Today in History, April 12, 1861:

South Carolina batteries fire on the Union held Ft. Sumter in Charleston Harbor. This began the American Civil War, although it will depend upon who you ask which side started the conflict. Most historians will say that Gen. P.G.T. Beauregard’s order for the bombardment began the war. Some in the South still refer to the war as the “War of Northern Aggression”, and consider that the fact the Union refused to leave the fort in what they considered sovereign South Carolina territory as the trigger.

When President Lincoln took office, closed his inaugural address, ” In your hands, my dissatisfied fellow-countrymen, and not in mine, is the momentous issue of civil war. The Government will not assail YOU. You can have no conflict without being yourselves the aggressors. You have no oath registered in heaven to destroy the Government, while I shall have the most solemn one to “preserve, protect, and defend it.”

 “I am loath to close. We are not enemies, but friends. We must not BE enemies. Though passion may have strained it must not break our bonds of affection. The mystic chords of memory, stretching from every battlefield and patriot grave to every living heart and hearthstone all over this broad land, will yet swell the chorus of the Union, when again touched, as surely they will be, by the better angels of our nature.”

In 2019 we visited Ft. Sumter, and I was honored to be able to assist in lowering the colors at the end of the day. It was a very moving experience for me.

Today in History, April 12, 1864:

“The river was dyed with the blood of the slaughtered for two hundred yards. The approximate loss was upward of five hundred killed, but few of the officers escaping. My loss was about twenty killed. It is hoped that these facts will demonstrate to the Northern people that negro soldiers cannot cope with Southerners.”

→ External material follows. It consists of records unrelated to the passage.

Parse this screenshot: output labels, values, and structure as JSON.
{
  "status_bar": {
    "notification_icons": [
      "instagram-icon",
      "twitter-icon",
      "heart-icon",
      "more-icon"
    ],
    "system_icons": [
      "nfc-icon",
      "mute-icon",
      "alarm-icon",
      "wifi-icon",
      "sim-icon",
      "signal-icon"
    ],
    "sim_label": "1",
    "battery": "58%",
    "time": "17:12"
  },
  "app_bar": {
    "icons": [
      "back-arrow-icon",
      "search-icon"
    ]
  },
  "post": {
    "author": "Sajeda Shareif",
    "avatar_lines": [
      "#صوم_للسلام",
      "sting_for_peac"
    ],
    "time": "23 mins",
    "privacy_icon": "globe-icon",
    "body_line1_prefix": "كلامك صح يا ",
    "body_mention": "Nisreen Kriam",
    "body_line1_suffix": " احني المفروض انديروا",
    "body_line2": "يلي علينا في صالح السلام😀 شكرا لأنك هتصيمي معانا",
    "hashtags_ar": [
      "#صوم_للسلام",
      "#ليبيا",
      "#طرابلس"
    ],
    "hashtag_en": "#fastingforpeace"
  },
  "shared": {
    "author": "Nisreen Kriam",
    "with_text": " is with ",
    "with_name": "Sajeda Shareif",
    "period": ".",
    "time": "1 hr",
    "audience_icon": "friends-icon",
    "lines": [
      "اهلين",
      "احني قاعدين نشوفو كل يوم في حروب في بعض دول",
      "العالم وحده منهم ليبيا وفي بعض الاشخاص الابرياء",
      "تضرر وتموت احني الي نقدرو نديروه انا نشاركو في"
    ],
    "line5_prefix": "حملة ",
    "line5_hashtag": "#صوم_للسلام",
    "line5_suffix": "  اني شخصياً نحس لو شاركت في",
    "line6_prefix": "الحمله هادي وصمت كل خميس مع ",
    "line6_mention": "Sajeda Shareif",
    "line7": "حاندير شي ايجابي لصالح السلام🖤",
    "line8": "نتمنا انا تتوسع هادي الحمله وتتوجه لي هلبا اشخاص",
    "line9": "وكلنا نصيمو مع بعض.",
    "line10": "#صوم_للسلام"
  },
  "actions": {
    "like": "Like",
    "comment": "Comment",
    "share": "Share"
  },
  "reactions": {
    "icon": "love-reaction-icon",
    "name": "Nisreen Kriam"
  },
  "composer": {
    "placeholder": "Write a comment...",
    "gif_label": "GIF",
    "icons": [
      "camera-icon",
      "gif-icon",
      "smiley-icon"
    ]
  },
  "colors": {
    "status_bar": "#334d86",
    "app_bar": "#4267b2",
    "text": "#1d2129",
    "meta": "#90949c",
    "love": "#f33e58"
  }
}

–Confederate Gen. Nathan Bedford Forrest describing the attack (massacre) at Ft. Pillow, 40 miles north of Memphis, Tennessee.

Forrest was a very successful Cavalry commander, making raids behind enemy lines that kept the Union army on it’s heels. During one of those raids he decided to attack Fort Pillow, wanting to collect it’s livestock and supplies for his army. There are no indications that he knew more than the fort was protected by a force of about 600, which he felt he could defeat.

Ft. Pillow was defended by an approximately equal amount of white and “colored” Union soldiers. During the attack, they initially refused to surrender, because Confederates had threatened to kill any black Union soldiers, or return them to slavery, rather than take them prisoner. There is no documentation that the acts at Ft. Pillow were policy rather than blood lust…but in the end, at least 80% of the “colored” troops were hunted down, shot, bayoneted, burned alive; murdered by Forrest’s troops.

The rebels did not attempt to maintain the fort, leaving it the same day. This is certainly a sad day in American history. For anyone finding excuses, Forrest was, after the war, the first Grand Wizard of the Ku Klux Klan.

President Lincoln and his cabinet discussed how to respond…some wanting to treat Confederate prisoners with the same “tolerance”. In the end, the act did not have the effect Forrest desired…”Colored” regiments led the way into Richmond on it’s surrender, and were present at Appomattox.

TODAY IN HISTORY, APRIL 12, 1865:

The Union Army accepts the arms and colors of the Army of Northern Virginia, four years to the day after Confederates fired on Ft. Sumter.

“It was now the morning of the 12th of April. I had been ordered to have my lines formed for the ceremony at sunrise. It was a chill gray morning….We formed to face the last line of battle, and receive the last remnant of the arms and colors of that great army which ours had been created to confront…We were remnants also….

We could not look into those braved, bronzed faces, and those battered flags we had met on so many fields where glorious manhood lent a glory to the earth that bore it, and think of personal hate and mean revenge. Whoever had misled these men, we had not. We had led them back home….

Forgive us, therefore, if from stern and steadfast faces, eyes dimmed with tears gazed at each other across that pile of storied relics so dearly laid down, and brothers’ hands were glad to reach across that rushing tide of memories which divided us, yet made us forever one.” –Joshua Lawrence Chamberlain, 20th Maine, hero of Little Round Top, at Appomattox.